Dr. Ingo Trauschweizer’s new book Maxwell Taylor’s Cold War: From Berlin to Vietnam traces the career of Gen. Taylor, a Kennedy White House insider and architect of American strategy in Vietnam.
Trauschweizer is Professor of History and Director of the Contemporary History Institute at Ohio University. The book was published by the University Press of Kentucky.
This intellectual biography of Taylor is a study of the U.S. national security establishment in the Cold War.
“General Maxwell Taylor served at the nerve centers of U.S. military policy and Cold War strategy and experienced firsthand the wars in Korea and Vietnam, as well as crises in Berlin and Cuba. Along the way he became an adversary of President Dwight D. Eisenhower’s nuclear deterrence strategy and a champion of President John F. Kennedy’s shift toward Flexible Response. Taylor also remained a public critic of defense policy and civil-military relations into the 1980s and was one of the most influential American soldiers, strategists, and diplomats. However, many historians describe him as a politicized, dishonest manipulator whose actions deeply affected the national security establishment and had lasting effects on civil-military relations in the United States,” says the book’s website.
Working with newly accessible and rarely used primary sources, he describes and analyzes the polarizing figure. The major themes of Taylor’s career, how to prepare the armed forces for global threats and localized conflicts and how to devise sound strategy and policy for a full spectrum of threats, remain timely and the concerns he raised about the nature of the national security apparatus have not been resolved.
“The first scholarly study of one of the Cold War’s most important military strategists.
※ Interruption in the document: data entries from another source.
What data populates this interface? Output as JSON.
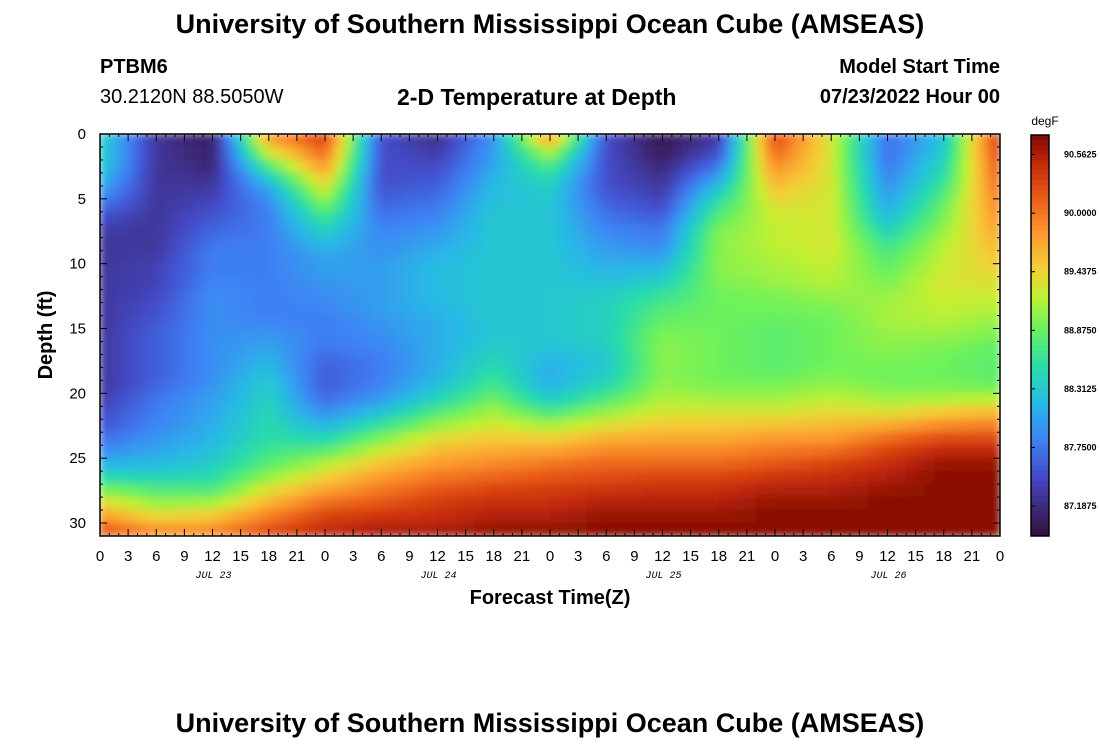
{
  "header": {
    "title": "University of Southern Mississippi Ocean Cube (AMSEAS)",
    "station_id": "PTBM6",
    "coordinates": "30.2120N  88.5050W",
    "subtitle": "2-D Temperature at Depth",
    "model_start_label": "Model Start Time",
    "model_start_value": "07/23/2022 Hour 00"
  },
  "footer": {
    "title": "University of Southern Mississippi Ocean Cube (AMSEAS)"
  },
  "chart_data": {
    "type": "heatmap",
    "title": "2-D Temperature at Depth",
    "xlabel": "Forecast Time(Z)",
    "ylabel": "Depth (ft)",
    "x_unit": "hours since model start",
    "xlim": [
      0,
      96
    ],
    "ylim": [
      0,
      31
    ],
    "y_inverted": true,
    "x_major_ticks": [
      0,
      3,
      6,
      9,
      12,
      15,
      18,
      21,
      24,
      27,
      30,
      33,
      36,
      39,
      42,
      45,
      48,
      51,
      54,
      57,
      60,
      63,
      66,
      69,
      72,
      75,
      78,
      81,
      84,
      87,
      90,
      93,
      96
    ],
    "x_tick_labels": [
      "0",
      "3",
      "6",
      "9",
      "12",
      "15",
      "18",
      "21",
      "0",
      "3",
      "6",
      "9",
      "12",
      "15",
      "18",
      "21",
      "0",
      "3",
      "6",
      "9",
      "12",
      "15",
      "18",
      "21",
      "0",
      "3",
      "6",
      "9",
      "12",
      "15",
      "18",
      "21",
      "0"
    ],
    "date_labels": [
      {
        "hour": 12,
        "label": "JUL 23"
      },
      {
        "hour": 36,
        "label": "JUL 24"
      },
      {
        "hour": 60,
        "label": "JUL 25"
      },
      {
        "hour": 84,
        "label": "JUL 26"
      }
    ],
    "y_major_ticks": [
      0,
      5,
      10,
      15,
      20,
      25,
      30
    ],
    "colorbar": {
      "unit": "degF",
      "min": 86.9,
      "max": 90.75,
      "tick_values": [
        90.5625,
        90.0,
        89.4375,
        88.875,
        88.3125,
        87.75,
        87.1875
      ],
      "tick_labels": [
        "90.5625",
        "90.0000",
        "89.4375",
        "88.8750",
        "88.3125",
        "87.7500",
        "87.1875"
      ]
    },
    "depth_levels_ft": [
      0,
      1,
      2,
      3,
      4,
      5,
      6,
      7,
      8,
      9,
      10,
      11,
      12,
      13,
      14,
      15,
      16,
      17,
      18,
      19,
      20,
      21,
      22,
      23,
      24,
      25,
      26,
      27,
      28,
      29,
      30,
      31
    ],
    "time_samples_h": [
      0,
      6,
      12,
      18,
      24,
      30,
      36,
      42,
      48,
      54,
      60,
      66,
      72,
      78,
      84,
      90,
      96
    ],
    "temperature_degF": [
      [
        88.4,
        87.3,
        87.0,
        89.9,
        90.4,
        87.5,
        87.2,
        87.9,
        90.0,
        87.5,
        87.0,
        87.3,
        90.3,
        89.3,
        87.7,
        88.2,
        90.5
      ],
      [
        88.4,
        87.3,
        87.1,
        89.5,
        90.2,
        87.5,
        87.3,
        88.0,
        89.4,
        87.5,
        87.0,
        87.4,
        90.2,
        89.3,
        87.7,
        88.3,
        90.4
      ],
      [
        88.4,
        87.3,
        87.1,
        89.0,
        90.0,
        87.5,
        87.4,
        88.0,
        88.9,
        87.5,
        87.1,
        87.6,
        90.0,
        89.3,
        87.7,
        88.4,
        90.3
      ],
      [
        88.3,
        87.3,
        87.2,
        88.5,
        89.7,
        87.5,
        87.5,
        88.1,
        88.6,
        87.5,
        87.2,
        87.9,
        89.8,
        89.3,
        87.8,
        88.5,
        90.2
      ],
      [
        88.1,
        87.3,
        87.3,
        88.1,
        89.4,
        87.5,
        87.6,
        88.2,
        88.4,
        87.5,
        87.3,
        88.2,
        89.6,
        89.3,
        87.9,
        88.6,
        90.1
      ],
      [
        87.9,
        87.3,
        87.4,
        87.9,
        89.1,
        87.6,
        87.7,
        88.2,
        88.3,
        87.6,
        87.4,
        88.5,
        89.4,
        89.3,
        88.0,
        88.8,
        90.0
      ],
      [
        87.6,
        87.3,
        87.5,
        87.8,
        88.8,
        87.7,
        87.8,
        88.3,
        88.3,
        87.7,
        87.5,
        88.7,
        89.3,
        89.3,
        88.1,
        88.9,
        89.9
      ],
      [
        87.4,
        87.3,
        87.6,
        87.8,
        88.5,
        87.8,
        87.9,
        88.3,
        88.3,
        87.8,
        87.7,
        88.9,
        89.2,
        89.3,
        88.3,
        89.0,
        89.8
      ],
      [
        87.3,
        87.3,
        87.7,
        87.8,
        88.3,
        87.9,
        88.0,
        88.3,
        88.3,
        87.9,
        87.8,
        89.0,
        89.2,
        89.3,
        88.5,
        89.1,
        89.7
      ],
      [
        87.3,
        87.3,
        87.8,
        87.8,
        88.1,
        87.9,
        88.1,
        88.3,
        88.3,
        88.0,
        87.9,
        89.0,
        89.2,
        89.3,
        88.7,
        89.2,
        89.6
      ],
      [
        87.3,
        87.4,
        87.8,
        87.8,
        88.0,
        88.0,
        88.2,
        88.3,
        88.3,
        88.1,
        88.1,
        89.0,
        89.1,
        89.2,
        88.8,
        89.2,
        89.5
      ],
      [
        87.3,
        87.4,
        87.8,
        87.8,
        88.0,
        88.0,
        88.2,
        88.3,
        88.3,
        88.2,
        88.3,
        89.0,
        89.1,
        89.2,
        88.9,
        89.3,
        89.4
      ],
      [
        87.3,
        87.4,
        87.9,
        87.8,
        87.9,
        88.0,
        88.2,
        88.3,
        88.3,
        88.3,
        88.5,
        88.9,
        89.0,
        89.1,
        89.0,
        89.3,
        89.3
      ],
      [
        87.3,
        87.5,
        87.9,
        87.8,
        87.9,
        88.0,
        88.2,
        88.3,
        88.3,
        88.4,
        88.7,
        88.9,
        88.9,
        89.0,
        89.1,
        89.2,
        89.2
      ],
      [
        87.3,
        87.5,
        87.9,
        87.8,
        87.8,
        88.0,
        88.1,
        88.3,
        88.3,
        88.4,
        88.8,
        88.9,
        88.9,
        88.9,
        89.1,
        89.2,
        89.1
      ],
      [
        87.3,
        87.6,
        87.9,
        87.9,
        87.8,
        87.9,
        88.1,
        88.3,
        88.3,
        88.4,
        88.9,
        88.9,
        88.8,
        88.9,
        89.1,
        89.1,
        89.0
      ],
      [
        87.3,
        87.6,
        87.9,
        88.0,
        87.8,
        87.9,
        88.1,
        88.3,
        88.3,
        88.4,
        89.0,
        88.9,
        88.8,
        88.9,
        89.0,
        89.0,
        88.9
      ],
      [
        87.3,
        87.6,
        87.9,
        88.1,
        87.7,
        87.8,
        88.1,
        88.4,
        88.2,
        88.3,
        89.0,
        88.9,
        88.8,
        88.9,
        89.0,
        88.9,
        88.8
      ],
      [
        87.3,
        87.6,
        87.9,
        88.2,
        87.6,
        87.8,
        88.1,
        88.5,
        88.1,
        88.3,
        89.0,
        88.9,
        88.8,
        88.9,
        88.9,
        88.9,
        88.8
      ],
      [
        87.3,
        87.6,
        87.9,
        88.3,
        87.6,
        87.8,
        88.2,
        88.6,
        88.1,
        88.4,
        89.0,
        88.9,
        88.9,
        89.0,
        88.9,
        88.9,
        88.8
      ],
      [
        87.3,
        87.7,
        88.0,
        88.4,
        87.6,
        87.9,
        88.3,
        88.8,
        88.2,
        88.6,
        89.1,
        89.0,
        89.0,
        89.1,
        89.0,
        89.0,
        89.0
      ],
      [
        87.4,
        87.8,
        88.0,
        88.4,
        87.8,
        88.1,
        88.6,
        89.0,
        88.5,
        88.9,
        89.2,
        89.2,
        89.2,
        89.3,
        89.2,
        89.3,
        89.4
      ],
      [
        87.5,
        87.8,
        88.1,
        88.5,
        88.0,
        88.4,
        88.9,
        89.2,
        88.9,
        89.2,
        89.4,
        89.4,
        89.4,
        89.5,
        89.5,
        89.7,
        89.8
      ],
      [
        87.6,
        87.9,
        88.1,
        88.5,
        88.3,
        88.8,
        89.2,
        89.4,
        89.3,
        89.5,
        89.6,
        89.6,
        89.7,
        89.7,
        89.9,
        90.1,
        90.1
      ],
      [
        87.8,
        88.0,
        88.2,
        88.6,
        88.6,
        89.1,
        89.5,
        89.6,
        89.6,
        89.8,
        89.8,
        89.8,
        89.9,
        89.9,
        90.2,
        90.4,
        90.4
      ],
      [
        88.0,
        88.1,
        88.3,
        88.7,
        89.0,
        89.4,
        89.7,
        89.8,
        89.9,
        90.0,
        90.0,
        90.0,
        90.1,
        90.2,
        90.4,
        90.6,
        90.6
      ],
      [
        88.3,
        88.3,
        88.4,
        88.9,
        89.3,
        89.7,
        89.9,
        90.0,
        90.1,
        90.2,
        90.2,
        90.2,
        90.3,
        90.4,
        90.5,
        90.7,
        90.7
      ],
      [
        88.7,
        88.6,
        88.6,
        89.2,
        89.6,
        89.9,
        90.1,
        90.2,
        90.3,
        90.3,
        90.4,
        90.4,
        90.5,
        90.5,
        90.6,
        90.7,
        90.7
      ],
      [
        89.2,
        88.9,
        88.9,
        89.5,
        89.9,
        90.1,
        90.3,
        90.4,
        90.4,
        90.5,
        90.5,
        90.5,
        90.6,
        90.6,
        90.7,
        90.7,
        90.7
      ],
      [
        89.6,
        89.2,
        89.3,
        89.8,
        90.2,
        90.3,
        90.4,
        90.5,
        90.5,
        90.6,
        90.6,
        90.6,
        90.7,
        90.7,
        90.7,
        90.7,
        90.7
      ],
      [
        90.0,
        89.6,
        89.7,
        90.1,
        90.4,
        90.5,
        90.5,
        90.6,
        90.6,
        90.7,
        90.7,
        90.7,
        90.7,
        90.7,
        90.7,
        90.7,
        90.7
      ],
      [
        90.3,
        90.0,
        90.0,
        90.3,
        90.5,
        90.6,
        90.6,
        90.7,
        90.7,
        90.7,
        90.7,
        90.7,
        90.7,
        90.7,
        90.7,
        90.7,
        90.7
      ]
    ]
  }
}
Trauschweizer’s painstaking research reveals Taylor’s vital role in the post–World War II development of the US Army, national military policy, and the Vietnam War,” says Brian McAllister Linn, author of Elvis’s Army: Cold War GIs and the Atomic Battlefield.
Trauschweizer’s research focuses on strategy and policy, military institutions, civil-military relations, and the significance of war in American and European history and culture.
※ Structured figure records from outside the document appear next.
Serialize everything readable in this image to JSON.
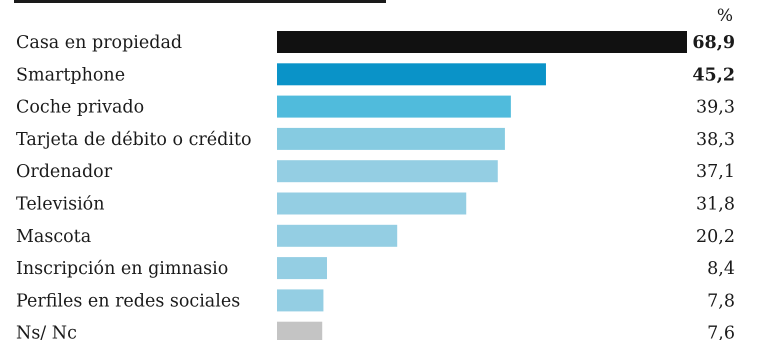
{
  "chart_data": {
    "type": "bar",
    "orientation": "horizontal",
    "unit": "%",
    "categories": [
      "Casa en propiedad",
      "Smartphone",
      "Coche privado",
      "Tarjeta de débito o crédito",
      "Ordenador",
      "Televisión",
      "Mascota",
      "Inscripción en gimnasio",
      "Perfiles en redes sociales",
      "Ns/ Nc"
    ],
    "values": [
      68.9,
      45.2,
      39.3,
      38.3,
      37.1,
      31.8,
      20.2,
      8.4,
      7.8,
      7.6
    ],
    "value_labels": [
      "68,9",
      "45,2",
      "39,3",
      "38,3",
      "37,1",
      "31,8",
      "20,2",
      "8,4",
      "7,8",
      "7,6"
    ],
    "bold_values": [
      true,
      true,
      false,
      false,
      false,
      false,
      false,
      false,
      false,
      false
    ],
    "colors": [
      "#111111",
      "#0a93c8",
      "#50bbdc",
      "#86cbe1",
      "#94cee3",
      "#94cee3",
      "#94cee3",
      "#94cee3",
      "#94cee3",
      "#c4c4c4"
    ],
    "xlim": [
      0,
      68.9
    ],
    "grid": false,
    "legend": "none"
  }
}
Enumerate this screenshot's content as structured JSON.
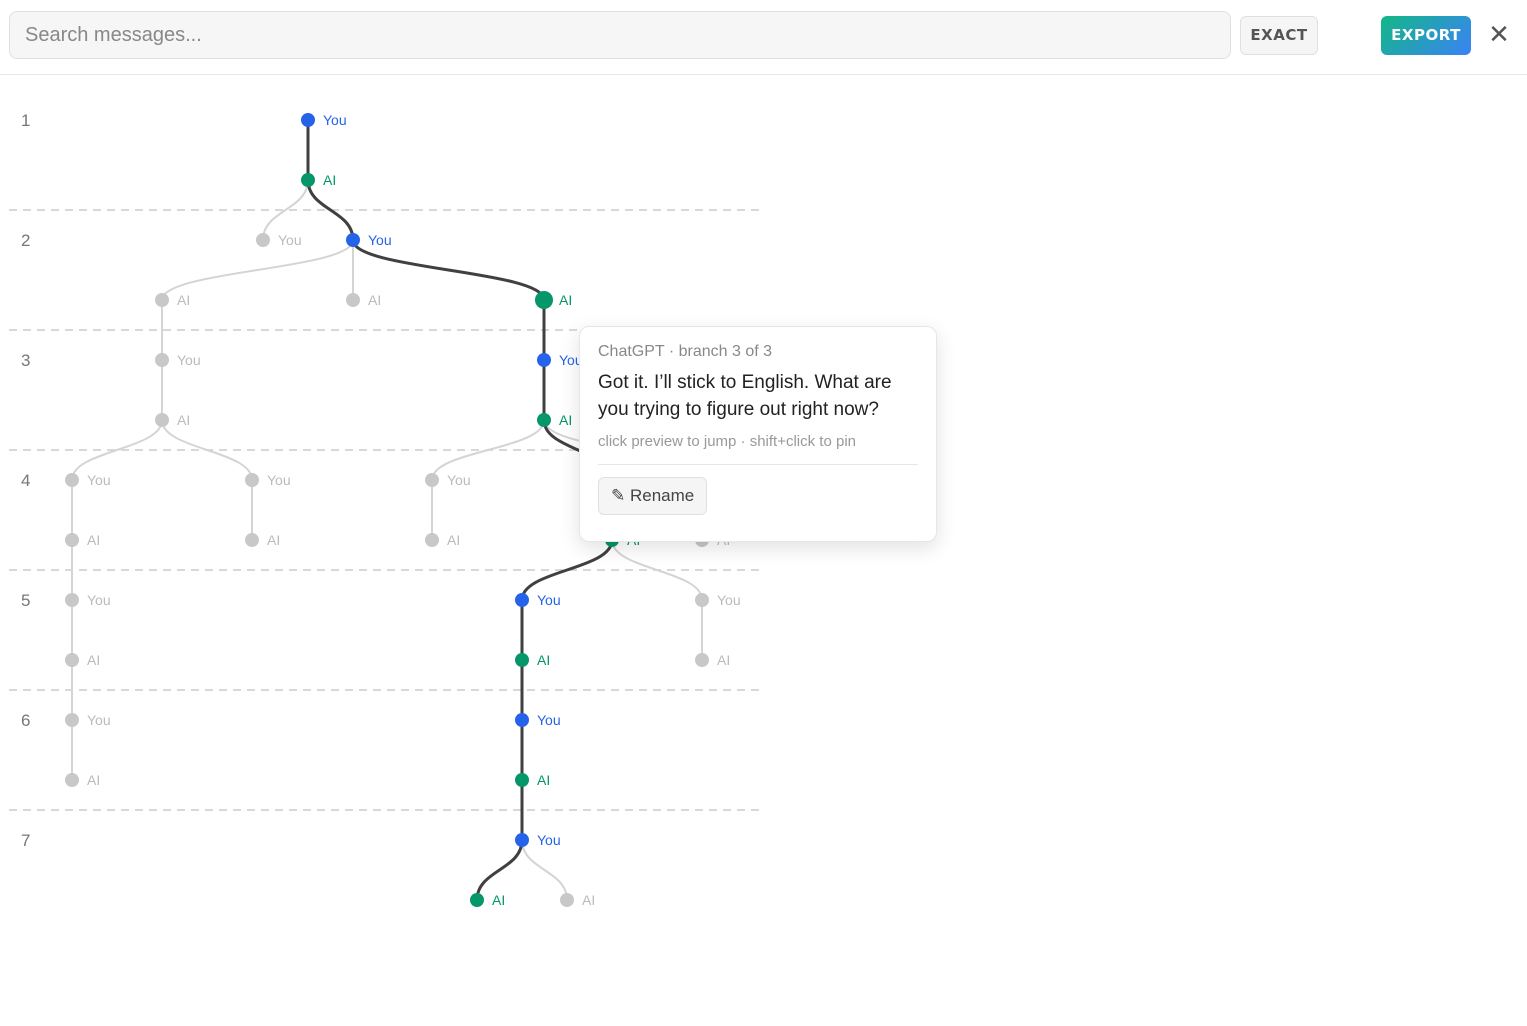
{
  "search": {
    "placeholder": "Search messages..."
  },
  "toolbar": {
    "exact_label": "EXACT",
    "export_label": "EXPORT",
    "close_label": "✕"
  },
  "tree": {
    "turns": [
      "1",
      "2",
      "3",
      "4",
      "5",
      "6",
      "7"
    ],
    "role_labels": {
      "user": "You",
      "ai": "AI"
    },
    "colors": {
      "user": "#2563eb",
      "ai": "#059669",
      "inactive": "#c8c8c8",
      "active_edge": "#404040",
      "inactive_edge": "#d4d4d4"
    }
  },
  "tooltip": {
    "meta": "ChatGPT · branch 3 of 3",
    "message": "Got it. I’ll stick to English. What are you trying to figure out right now?",
    "hint": "click preview to jump · shift+click to pin",
    "rename_label": "Rename"
  }
}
His first book, The Cold War US Army: Building Deterrence for Limited War, won the Society for Military History’s Distinguished Book Prize. With fellow OHIO history professor Dr. Steven Miner, he co-edited Failed States and Fragile Societies (2014) for Ohio University Press. Trauschweizer has published widely in professional journals and essay collections on Cold War history, militarism, and ways of war. He also edits the book series War and Society in North America with Dr. David J. Ulbrich for Ohio University Press.